German ruling parties grapple with labor reforms, migration

File---In this picture taken Monday, Jan. 14, 2019 Annegret Kramp-Karrenbauer, chairwoman of the German Christian Democratic Union party, CDU, attends a closed meeting of the party's board in Potsdam. (AP Photo/Michael Sohn)
File---In this picture taken Tuesday, June 27, 2017 leader of Germany's Social Democrats Andrea Nahles is seen during a press conference of the German Social Democratic Party (SPD) in Berlin, Germany, (AP Photo/Michael Sohn)

BERLIN — Germany's governing parties sought Monday to put behind them long-running internal divisions on labor reforms and migration policy, but the results could deepen tensions in Chancellor Angela Merkel's coalition.

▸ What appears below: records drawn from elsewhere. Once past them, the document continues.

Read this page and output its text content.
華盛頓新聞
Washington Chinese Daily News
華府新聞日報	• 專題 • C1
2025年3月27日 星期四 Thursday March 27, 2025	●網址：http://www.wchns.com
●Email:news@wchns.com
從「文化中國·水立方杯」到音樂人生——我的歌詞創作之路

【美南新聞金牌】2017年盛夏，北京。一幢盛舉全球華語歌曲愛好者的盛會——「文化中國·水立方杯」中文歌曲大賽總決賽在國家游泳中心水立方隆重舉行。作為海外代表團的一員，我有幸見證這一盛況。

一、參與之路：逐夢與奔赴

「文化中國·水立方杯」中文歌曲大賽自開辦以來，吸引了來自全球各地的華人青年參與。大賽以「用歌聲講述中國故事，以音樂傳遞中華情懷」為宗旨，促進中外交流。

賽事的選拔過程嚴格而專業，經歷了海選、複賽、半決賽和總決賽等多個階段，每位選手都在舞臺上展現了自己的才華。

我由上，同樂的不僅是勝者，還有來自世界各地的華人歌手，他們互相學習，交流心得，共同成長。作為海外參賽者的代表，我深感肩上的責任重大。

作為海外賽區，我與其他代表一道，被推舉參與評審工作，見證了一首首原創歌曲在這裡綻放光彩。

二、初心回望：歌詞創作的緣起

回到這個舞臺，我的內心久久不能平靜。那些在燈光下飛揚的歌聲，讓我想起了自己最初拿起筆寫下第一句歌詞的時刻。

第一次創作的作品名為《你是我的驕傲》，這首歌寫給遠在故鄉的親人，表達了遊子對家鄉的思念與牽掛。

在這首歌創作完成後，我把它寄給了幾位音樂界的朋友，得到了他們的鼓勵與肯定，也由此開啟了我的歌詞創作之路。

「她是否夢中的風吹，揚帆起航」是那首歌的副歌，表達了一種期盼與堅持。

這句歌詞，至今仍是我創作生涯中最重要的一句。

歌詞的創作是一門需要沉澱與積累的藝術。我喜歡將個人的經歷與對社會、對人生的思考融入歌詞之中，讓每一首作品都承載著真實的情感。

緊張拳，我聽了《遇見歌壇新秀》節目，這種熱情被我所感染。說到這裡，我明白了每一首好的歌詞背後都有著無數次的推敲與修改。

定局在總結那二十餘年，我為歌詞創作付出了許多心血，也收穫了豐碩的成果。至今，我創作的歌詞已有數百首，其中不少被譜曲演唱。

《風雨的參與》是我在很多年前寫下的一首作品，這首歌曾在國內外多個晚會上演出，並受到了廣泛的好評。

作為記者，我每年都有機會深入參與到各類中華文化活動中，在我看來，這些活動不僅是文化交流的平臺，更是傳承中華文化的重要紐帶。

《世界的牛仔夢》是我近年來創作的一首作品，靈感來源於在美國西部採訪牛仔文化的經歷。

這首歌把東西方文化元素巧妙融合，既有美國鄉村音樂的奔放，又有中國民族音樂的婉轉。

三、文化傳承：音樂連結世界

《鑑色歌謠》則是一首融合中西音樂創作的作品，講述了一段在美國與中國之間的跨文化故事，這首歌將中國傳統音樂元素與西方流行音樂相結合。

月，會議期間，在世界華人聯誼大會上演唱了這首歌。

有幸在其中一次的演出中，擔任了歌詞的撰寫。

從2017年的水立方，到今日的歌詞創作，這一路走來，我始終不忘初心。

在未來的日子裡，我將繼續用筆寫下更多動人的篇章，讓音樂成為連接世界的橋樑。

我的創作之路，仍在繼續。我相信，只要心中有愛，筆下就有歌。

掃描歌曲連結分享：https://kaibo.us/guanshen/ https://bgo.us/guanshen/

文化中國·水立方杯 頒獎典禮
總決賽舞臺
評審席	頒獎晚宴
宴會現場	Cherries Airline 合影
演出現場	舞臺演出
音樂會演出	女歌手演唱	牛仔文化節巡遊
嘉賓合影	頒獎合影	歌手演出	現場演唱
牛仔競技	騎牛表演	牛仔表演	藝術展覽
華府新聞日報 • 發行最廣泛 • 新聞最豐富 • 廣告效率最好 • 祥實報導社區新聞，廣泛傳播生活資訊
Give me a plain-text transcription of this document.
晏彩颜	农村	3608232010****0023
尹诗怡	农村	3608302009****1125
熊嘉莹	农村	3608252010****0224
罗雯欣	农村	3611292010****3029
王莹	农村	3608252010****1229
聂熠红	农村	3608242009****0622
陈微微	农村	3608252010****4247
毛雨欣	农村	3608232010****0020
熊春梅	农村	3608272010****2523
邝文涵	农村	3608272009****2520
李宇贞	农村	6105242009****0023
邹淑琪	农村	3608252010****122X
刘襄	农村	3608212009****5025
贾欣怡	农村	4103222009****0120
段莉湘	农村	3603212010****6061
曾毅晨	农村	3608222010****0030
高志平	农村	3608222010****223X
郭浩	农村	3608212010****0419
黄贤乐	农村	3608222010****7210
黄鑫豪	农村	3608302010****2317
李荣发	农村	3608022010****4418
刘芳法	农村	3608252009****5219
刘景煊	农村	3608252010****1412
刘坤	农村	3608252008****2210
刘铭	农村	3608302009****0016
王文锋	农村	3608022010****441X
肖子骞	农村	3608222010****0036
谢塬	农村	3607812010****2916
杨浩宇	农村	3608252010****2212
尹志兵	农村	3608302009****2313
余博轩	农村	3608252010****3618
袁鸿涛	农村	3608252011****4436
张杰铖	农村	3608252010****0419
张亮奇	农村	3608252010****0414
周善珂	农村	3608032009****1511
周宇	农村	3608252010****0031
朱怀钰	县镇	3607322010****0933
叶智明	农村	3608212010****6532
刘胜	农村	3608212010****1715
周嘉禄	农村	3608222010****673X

Merkel's center-right Christian Democratic Union leads an uneasy "grand coalition" of what were traditionally Germany's biggest parties with the center-left Social Democrats, who are trying to reverse a slump in poll ratings ahead of this year's European Parliament election.

The Social Democrats' leadership Sunday endorsed a package of proposals aimed at revamping divisive labor market reforms the party launched 16 years ago, as well as calling for a hefty rise in Germany's minimum wage and a right to work at home. The reforms and benefit cuts introduced under former Chancellor Gerhard Schroeder have been credited with strengthening the economy but alienated many of the party's voters.

Party leader Andrea Nahles declared that the Social Democrats "are leaving behind us" an unpopular system of limited and conditional long-term unemployment benefits introduced under Schroeder.

There is little chance of making the proposals reality in the coalition that the Social Democrats reluctantly entered last year. A deputy CDU leader, Volker Bouffier, charged that they "plan the burial of the social market economy."

The Social Democrats appear to hope that a flurry of left-leaning proposals that also has included a call for boosting low earners' pensions could help them avoid a disastrous showing in the European election in May. There has been widespread speculation that a poor performance, or an already-agreed midterm review of the coalition agreement this fall, could prompt the party to leave the government.

"We want to govern, but we want to govern with ideas that are in tune with the times," the Social Democrats' general secretary, Lars Klingbeil, said on ZDF television.

Separately, the CDU was holding a "workshop" Monday to address migration policy, a hot-button issue inside the party since Merkel allowed in large numbers of migrants in 2015 — annoying conservatives and helping boost the far-right Alternative for Germany party.

New party leader Annegret Kramp-Karrenbauer convened the meeting after succeeding Merkel in December, in an effort to prevent the issue becoming the kind of running sore that labor and benefits have been for the Social Democrats. Merkel herself was not participating.